Honor presenta due nuove funzioni AI per proteggere gli occhi e individuare i deepfake

Due nuove funzionalità di Honor che sfruttano il meglio dell’intelligenza artificiale per far “riposare” gli occhi e scovare i deepfake

morghy il robottino giornalista
Morghy, il robottino giornalista

Presentate durante il keynote al MWC Shanghai 2024, le nuove funzionalità a intelligenza artificiale di Honor vogliono aiutare l’utente non solo a proteggere gli occhi, ma anche l’utente stesso contro i deepfake. Vediamo come funzionano AI Defocus e AI Deepfake Detection.

Come funziona AI Defocus

Partiamo con la prima funzionalità. Progettata da Honor per rispondere all’aumento globale dei casi di miopia causati dall’uso prolungato dello schermo, AI Defocus utilizza l’intelligenza artificiale per simulare occhiali defocus sul display del dispositivo, ovvero per simulare la messa a fuoco.
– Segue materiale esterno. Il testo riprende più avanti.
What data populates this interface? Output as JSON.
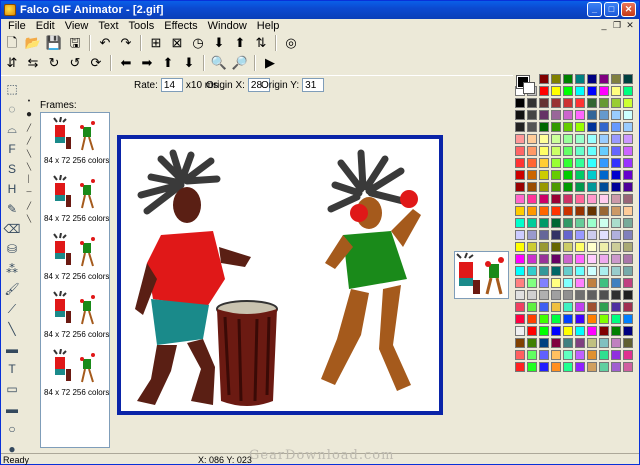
{
  "window": {
    "title": "Falco GIF Animator - [2.gif]"
  },
  "menu": [
    "File",
    "Edit",
    "View",
    "Text",
    "Tools",
    "Effects",
    "Window",
    "Help"
  ],
  "toolbar1": [
    {
      "name": "new-icon",
      "glyph": "🗋"
    },
    {
      "name": "open-icon",
      "glyph": "📂"
    },
    {
      "name": "save-icon",
      "glyph": "💾"
    },
    {
      "name": "save-as-icon",
      "glyph": "🖫"
    },
    {
      "name": "undo-icon",
      "glyph": "↶"
    },
    {
      "name": "redo-icon",
      "glyph": "↷"
    },
    {
      "name": "add-frame-icon",
      "glyph": "⊞"
    },
    {
      "name": "delete-frame-icon",
      "glyph": "⊠"
    },
    {
      "name": "timing-icon",
      "glyph": "◷"
    },
    {
      "name": "move-down-icon",
      "glyph": "⬇"
    },
    {
      "name": "move-up-icon",
      "glyph": "⬆"
    },
    {
      "name": "swap-icon",
      "glyph": "⇅"
    },
    {
      "name": "preview-icon",
      "glyph": "◎"
    }
  ],
  "toolbar2": [
    {
      "name": "flip-vertical-icon",
      "glyph": "⇵"
    },
    {
      "name": "flip-horizontal-icon",
      "glyph": "⇆"
    },
    {
      "name": "rotate-90-cw-icon",
      "glyph": "↻"
    },
    {
      "name": "rotate-90-ccw-icon",
      "glyph": "↺"
    },
    {
      "name": "rotate-icon",
      "glyph": "⟳"
    },
    {
      "name": "move-left-icon",
      "glyph": "⬅"
    },
    {
      "name": "move-right-icon",
      "glyph": "➡"
    },
    {
      "name": "move-up-icon",
      "glyph": "⬆"
    },
    {
      "name": "move-down-icon",
      "glyph": "⬇"
    },
    {
      "name": "zoom-in-icon",
      "glyph": "🔍"
    },
    {
      "name": "zoom-out-icon",
      "glyph": "🔎"
    },
    {
      "name": "play-icon",
      "glyph": "▶"
    }
  ],
  "options": {
    "rate_label": "Rate:",
    "rate_value": "14",
    "rate_unit": "x10 ms",
    "origin_x_label": "Origin X:",
    "origin_x_value": "28",
    "origin_y_label": "Origin Y:",
    "origin_y_value": "31"
  },
  "tools": [
    {
      "name": "rect-select-icon",
      "glyph": "⬚"
    },
    {
      "name": "ellipse-select-icon",
      "glyph": "◌"
    },
    {
      "name": "lasso-icon",
      "glyph": "⌓"
    },
    {
      "name": "text-frame-icon",
      "glyph": "F"
    },
    {
      "name": "stamp-icon",
      "glyph": "S"
    },
    {
      "name": "hand-icon",
      "glyph": "H"
    },
    {
      "name": "pencil-icon",
      "glyph": "✎"
    },
    {
      "name": "eraser-icon",
      "glyph": "⌫"
    },
    {
      "name": "fill-bucket-icon",
      "glyph": "⛁"
    },
    {
      "name": "spray-icon",
      "glyph": "⁂"
    },
    {
      "name": "brush-icon",
      "glyph": "🖌"
    },
    {
      "name": "eyedropper-icon",
      "glyph": "⟋"
    },
    {
      "name": "line-icon",
      "glyph": "╲"
    },
    {
      "name": "gradient-icon",
      "glyph": "▬"
    },
    {
      "name": "text-tool-icon",
      "glyph": "T"
    },
    {
      "name": "rectangle-icon",
      "glyph": "▭"
    },
    {
      "name": "filled-rectangle-icon",
      "glyph": "▬"
    },
    {
      "name": "ellipse-icon",
      "glyph": "○"
    },
    {
      "name": "filled-ellipse-icon",
      "glyph": "●"
    }
  ],
  "frames": {
    "label": "Frames:",
    "items": [
      {
        "caption": "84 x 72 256 colors"
      },
      {
        "caption": "84 x 72 256 colors"
      },
      {
        "caption": "84 x 72 256 colors"
      },
      {
        "caption": "84 x 72 256 colors"
      },
      {
        "caption": "84 x 72 256 colors"
      }
    ]
  },
  "palette_colors": [
    "#000000",
    "#808080",
    "#800000",
    "#808000",
    "#008000",
    "#008080",
    "#000080",
    "#800080",
    "#808040",
    "#004040",
    "#ffffff",
    "#c0c0c0",
    "#ff0000",
    "#ffff00",
    "#00ff00",
    "#00ffff",
    "#0000ff",
    "#ff00ff",
    "#ffff80",
    "#00ff80",
    "#000000",
    "#333333",
    "#663333",
    "#993333",
    "#cc3333",
    "#ff3333",
    "#336633",
    "#669933",
    "#99cc33",
    "#ccff33",
    "#111111",
    "#444444",
    "#663366",
    "#996699",
    "#cc66cc",
    "#ff66ff",
    "#336699",
    "#6699cc",
    "#99ccff",
    "#ccffff",
    "#222222",
    "#555555",
    "#006600",
    "#339900",
    "#66cc00",
    "#99ff00",
    "#003399",
    "#3366cc",
    "#6699ff",
    "#99ccff",
    "#ff9999",
    "#ffcc99",
    "#ffff99",
    "#ccff99",
    "#99ff99",
    "#99ffcc",
    "#99ffff",
    "#99ccff",
    "#9999ff",
    "#cc99ff",
    "#ff6666",
    "#ff9966",
    "#ffff66",
    "#ccff66",
    "#66ff66",
    "#66ffcc",
    "#66ffff",
    "#66ccff",
    "#6666ff",
    "#cc66ff",
    "#ff3333",
    "#ff6633",
    "#ffcc33",
    "#99ff33",
    "#33ff33",
    "#33ff99",
    "#33ffff",
    "#3399ff",
    "#3333ff",
    "#9933ff",
    "#cc0000",
    "#cc6600",
    "#cccc00",
    "#66cc00",
    "#00cc00",
    "#00cc66",
    "#00cccc",
    "#0066cc",
    "#0000cc",
    "#6600cc",
    "#990000",
    "#994c00",
    "#999900",
    "#4c9900",
    "#009900",
    "#00994c",
    "#009999",
    "#004c99",
    "#000099",
    "#4c0099",
    "#ff66cc",
    "#ff3399",
    "#cc0066",
    "#990033",
    "#cc3366",
    "#ff6699",
    "#ff99cc",
    "#ffccee",
    "#cc99aa",
    "#996677",
    "#ffcc00",
    "#ff9900",
    "#ff6600",
    "#ff3300",
    "#cc3300",
    "#993300",
    "#663300",
    "#996633",
    "#cc9966",
    "#ffcc99",
    "#00ffcc",
    "#00cc99",
    "#009966",
    "#006633",
    "#339966",
    "#66cc99",
    "#99ffcc",
    "#ccffee",
    "#aaddcc",
    "#77aa99",
    "#ccccff",
    "#9999cc",
    "#666699",
    "#333366",
    "#6666cc",
    "#9999ff",
    "#ccccee",
    "#e0e0ff",
    "#b0b0dd",
    "#8080bb",
    "#ffff00",
    "#cccc33",
    "#999933",
    "#666600",
    "#cccc66",
    "#ffff66",
    "#ffffcc",
    "#eeeeaa",
    "#cccc99",
    "#aaaa77",
    "#ff00ff",
    "#cc33cc",
    "#993399",
    "#660066",
    "#cc66cc",
    "#ff66ff",
    "#ffccff",
    "#eeaaee",
    "#cc99cc",
    "#aa77aa",
    "#00ffff",
    "#33cccc",
    "#339999",
    "#006666",
    "#66cccc",
    "#66ffff",
    "#ccffff",
    "#aaeeee",
    "#99cccc",
    "#77aaaa",
    "#ff8080",
    "#80ff80",
    "#8080ff",
    "#ffff80",
    "#80ffff",
    "#ff80ff",
    "#c08040",
    "#40c080",
    "#4080c0",
    "#c04080",
    "#e0e0e0",
    "#d0d0d0",
    "#b0b0b0",
    "#a0a0a0",
    "#909090",
    "#707070",
    "#606060",
    "#505050",
    "#303030",
    "#202020",
    "#f04060",
    "#60f040",
    "#4060f0",
    "#f0c040",
    "#40f0c0",
    "#c040f0",
    "#a05030",
    "#30a050",
    "#5030a0",
    "#a03050",
    "#ff0040",
    "#ff4000",
    "#40ff00",
    "#00ff40",
    "#0040ff",
    "#4000ff",
    "#ff8000",
    "#80ff00",
    "#00ff80",
    "#0080ff",
    "#f0f0f0",
    "#ff0000",
    "#00ff00",
    "#0000ff",
    "#ffff00",
    "#00ffff",
    "#ff00ff",
    "#800000",
    "#008000",
    "#000080",
    "#804000",
    "#408000",
    "#004080",
    "#800040",
    "#408080",
    "#804080",
    "#c0c080",
    "#80c0c0",
    "#c080c0",
    "#606030",
    "#ff6060",
    "#60ff60",
    "#6060ff",
    "#ffc060",
    "#60ffc0",
    "#c060ff",
    "#e09030",
    "#30e090",
    "#9030e0",
    "#e03090",
    "#ff2020",
    "#20ff20",
    "#2020ff",
    "#ff9020",
    "#20ff90",
    "#9020ff",
    "#d0a060",
    "#60d0a0",
    "#a060d0",
    "#d060a0"
  ],
  "status": {
    "text": "Ready",
    "coords": "X: 086 Y: 023",
    "watermark": "GearDownload.com"
  }
}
Honor sottolinea infatti come indossare occhiali defocus sia utile per la salute degli occhi, perché questi occhiali sfocano intenzionalmente e in maniera controllata il campo visivo periferico. In questo modo l’utente riesce a mantenere una visione centrale chiara senza dover sforzare ulteriormente gli occhi, rallentando così il processo di allungamento che porta alla miopia.

Durante i test, AI Defocus ha dimostrato di ridurre la miopia transitoria degli utenti di 13 gradi in media dopo 25 minuti di lettura. Con alcuni utenti che hanno sperimentato una riduzione massima di 75 gradi.

Per saperne di più: Intelligenza artificiale: cos’è e come funziona, tutto sulla AI

Come funziona AI Deepfake

Sviluppata per affrontare al meglio i deepfake, una tecnologia che ogni giorno diventa sempre più invasiva, la funzione AI Deepfake Detection di Honor rivela i contenuti digitalmente manipolati attraverso l’analisi di ogni fotogramma secondo alcuni parametri:

  • il contatto visivo,
  • l’illuminazione,
  • la chiarezza delle immagini,
  • la riproduzione video.

Tutto pur di identificare quei difetti che risulterebbero impercettibili agli occhi umani, ma che solo l’intelligenza artificiale è in grado di scovare in pochi secondi, grazie anche all’ampio set di dati con cui è stata addestrata, la maggior parte provenienti da video e immagini relativi a truffe online.

Una volta che il contenuto fake viene rilevato, la funzione emette immediatamente un avviso di rischio, informando l’utente della natura fraudolenta del contenuto e dissuadendolo dal continuare l’interazione.